Ах, да. Ее фамилия красноречиво свидетельствовала об этом.
– Наверное, здорово удивились, узнав, что у дочери обнаружился такой дар?
– Не особенно. Моя бабушка была… как говорится, вещуньей. Она ослепла вскоре после рождения моей матери, но начала пророчествовать практически сразу. Именно она посоветовала моей матери не слушать никого и выходить за медника, хотя мама была из семьи красильщиков. А когда я родилась, попросила принести меня к ней, провела ладонью над головой и сказала что-то вроде: «Если она захочет что-то сделать, не препятствуйте. Девочка все равно своего добьется, так что лучше ей не перечить».
– И поэтому тебя отпустили учиться на некромантку?
– Отпустили, хотя папа сомневался. Мол, когда увижу своего первого мертвяка, сразу в штаны наложу и пойму, что это не для меня.
– Это вообще не для девушек, если честно, – признал я. – У нас на курсе пять девчонок подали прошение об отчислении и еще двоих выгнали, как не сдавших экзамена. Девушке трудно быть некроманткой. Это такая ответственность… и никакой личной жизни!
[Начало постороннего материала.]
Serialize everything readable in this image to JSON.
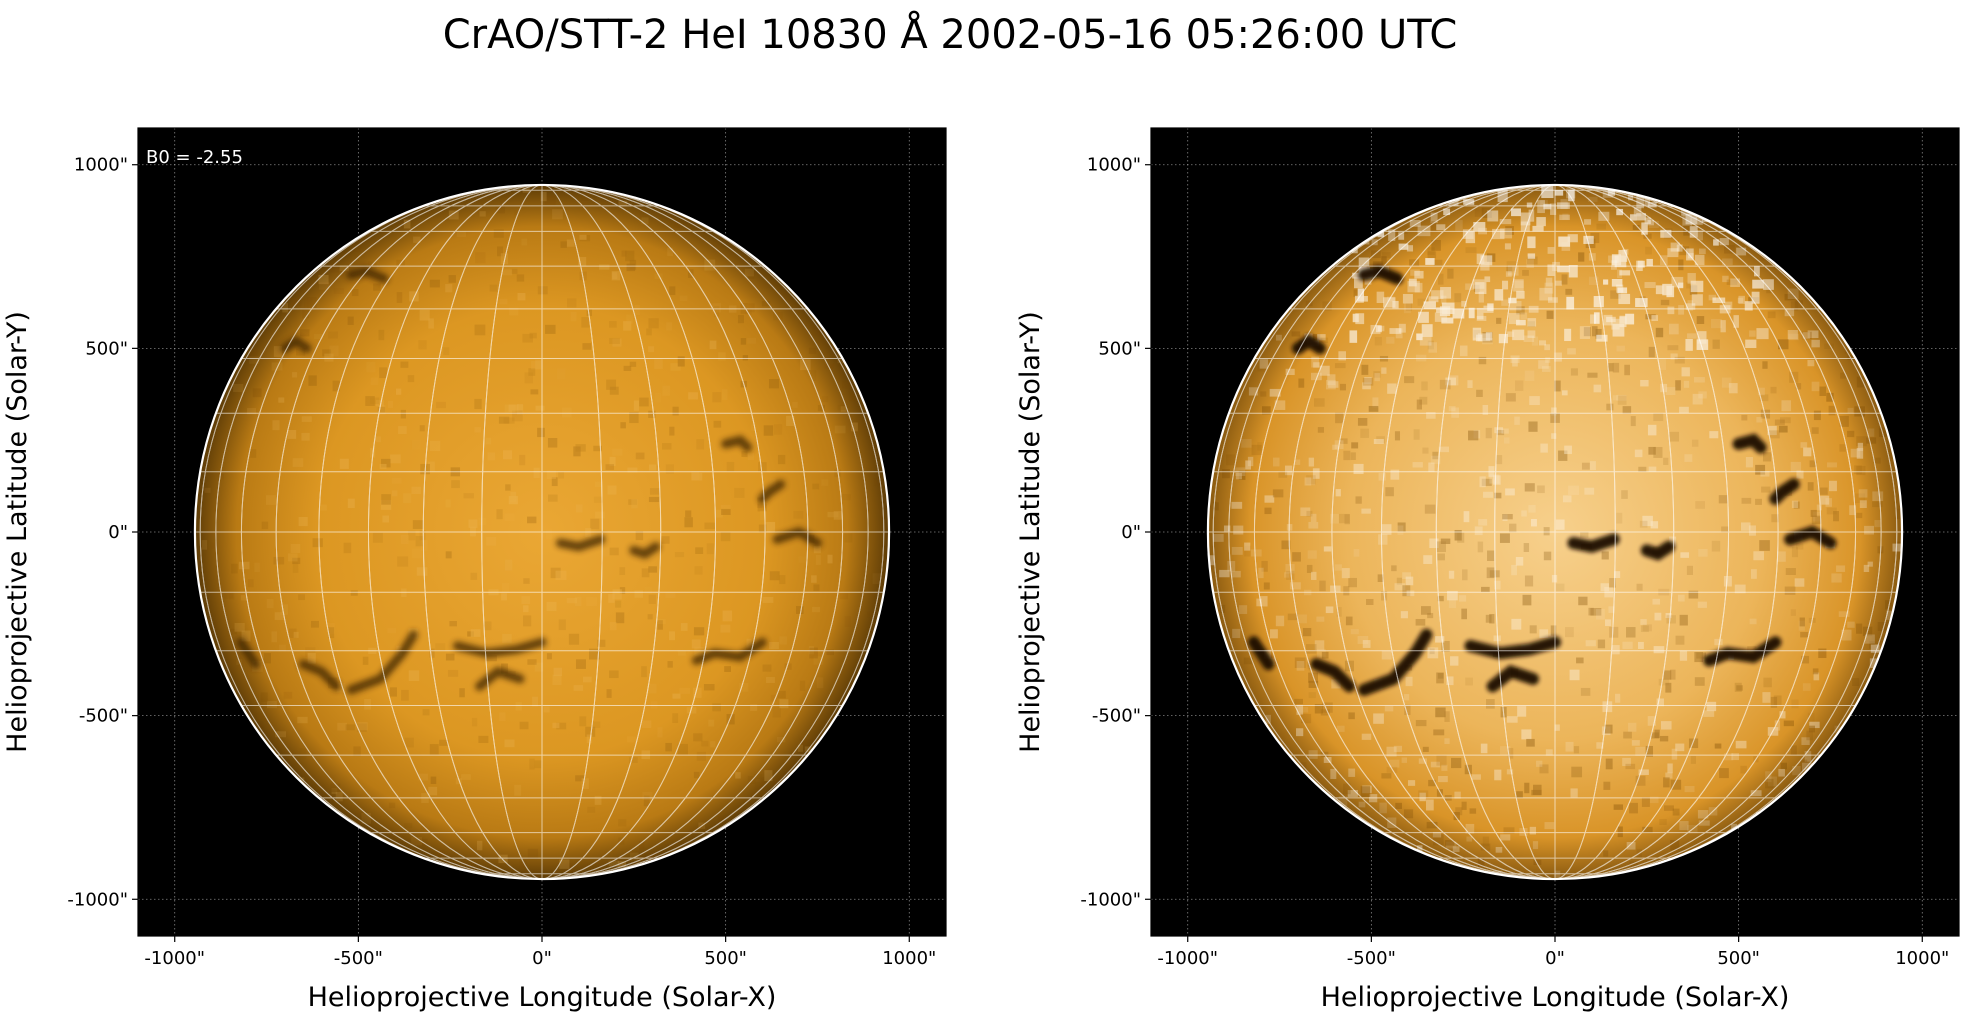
{
  "title": "CrAO/STT-2 HeI 10830 Å 2002-05-16 05:26:00 UTC",
  "colors": {
    "background": "#000000",
    "disk": "#e29a1c",
    "limb": "#ffffff",
    "grid": "#ffffff"
  },
  "panels": [
    {
      "id": "left",
      "annotation": "B0 = -2.55",
      "xlabel": "Helioprojective Longitude (Solar-X)",
      "ylabel": "Helioprojective Latitude (Solar-Y)",
      "xticks": [
        "-1000\"",
        "-500\"",
        "0\"",
        "500\"",
        "1000\""
      ],
      "yticks": [
        "1000\"",
        "500\"",
        "0\"",
        "-500\"",
        "-1000\""
      ],
      "tick_values": [
        -1000,
        -500,
        0,
        500,
        1000
      ],
      "xlim": [
        -1100,
        1100
      ],
      "ylim": [
        -1100,
        1100
      ],
      "solar_radius_arcsec": 945,
      "b0_deg": -2.55,
      "contrast": "normal"
    },
    {
      "id": "right",
      "annotation": "",
      "xlabel": "Helioprojective Longitude (Solar-X)",
      "ylabel": "Helioprojective Latitude (Solar-Y)",
      "xticks": [
        "-1000\"",
        "-500\"",
        "0\"",
        "500\"",
        "1000\""
      ],
      "yticks": [
        "1000\"",
        "500\"",
        "0\"",
        "-500\"",
        "-1000\""
      ],
      "tick_values": [
        -1000,
        -500,
        0,
        500,
        1000
      ],
      "xlim": [
        -1100,
        1100
      ],
      "ylim": [
        -1100,
        1100
      ],
      "solar_radius_arcsec": 945,
      "b0_deg": -2.55,
      "contrast": "enhanced"
    }
  ]
}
Я вспомнил двух известных мне некроманток – с нашего потока, насколько помню, ни одна девчонка не пошла по некромантской стезе. И не только потому, что было сложно найти работу. Они просто не хотели ее искать. Богна Вжик и Дорис-Марджет Крама. Ни одна не создала своей семьи. Одна погибла молодой, отравленная по чьему-то решению, а другая постепенно спивается. А что ждет Руту? Идеальный вариант – скорое замужество. Может быть, она переквалифицируется в лекаря или даже попробует себя в ветеринарии.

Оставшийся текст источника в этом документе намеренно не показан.